POST /my_index/_update/1
{
"script": {
"lang": "painless",
"source": "Debug.explain(ctx._source);"
}
}

As a result of executing the request, the script immediately generates an exception containing the string representation of the _source object, including its fields, values, and data types. This allows verifying what data is available within the script and how exactly it's represented. This technique is particularly useful when working with nested objects or dynamically changing document schemas.

Example error fragment:

{
"error": {
"root_cause": [
{
"type": "script_exception",
"reason": "RuntimeException[LinkedHashMap] {user=alice, count=5}"
}
],
"script_stack": [
"Debug.explain(ctx._source);",
" ^---- HERE"
],
...
}
}

The provided error fragment demonstrates the result of Debug.explain(ctx._source).
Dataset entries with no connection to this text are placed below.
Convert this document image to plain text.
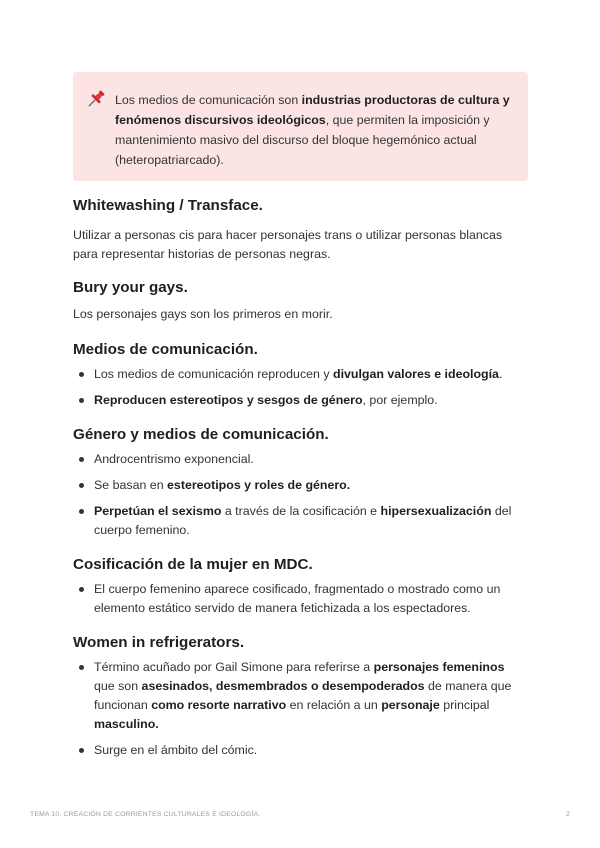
Los medios de comunicación son industrias productoras de cultura y fenómenos discursivos ideológicos, que permiten la imposición y mantenimiento masivo del discurso del bloque hegemónico actual (heteropatriarcado).

Whitewashing / Transface.

Utilizar a personas cis para hacer personajes trans o utilizar personas blancas para representar historias de personas negras.

Bury your gays.

Los personajes gays son los primeros en morir.

Medios de comunicación.
Los medios de comunicación reproducen y divulgan valores e ideología.
Reproducen estereotipos y sesgos de género, por ejemplo.
Género y medios de comunicación.
Androcentrismo exponencial.
Se basan en estereotipos y roles de género.
Perpetúan el sexismo a través de la cosificación e hipersexualización del cuerpo femenino.
Cosificación de la mujer en MDC.
El cuerpo femenino aparece cosificado, fragmentado o mostrado como un elemento estático servido de manera fetichizada a los espectadores.
Women in refrigerators.
Término acuñado por Gail Simone para referirse a personajes femeninos que son asesinados, desmembrados o desempoderados de manera que funcionan como resorte narrativo en relación a un personaje principal masculino.
Surge en el ámbito del cómic.
TEMA 10. CREACIÓN DE CORRIENTES CULTURALES E IDEOLOGÍA.	2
In the reason field, you can see the serialized contents of the _source object: it's a LinkedHashMap with fields user=alice and count=5, confirming the presence of this data in the document. The object type (LinkedHashMap) is also indicated, which is important when diagnosing field access issues - especially if type errors occur or attempts to access non-existent keys. The script_stack displays the script line that caused the exception and the point where it was generated. This helps quickly locate the debug call within a large script.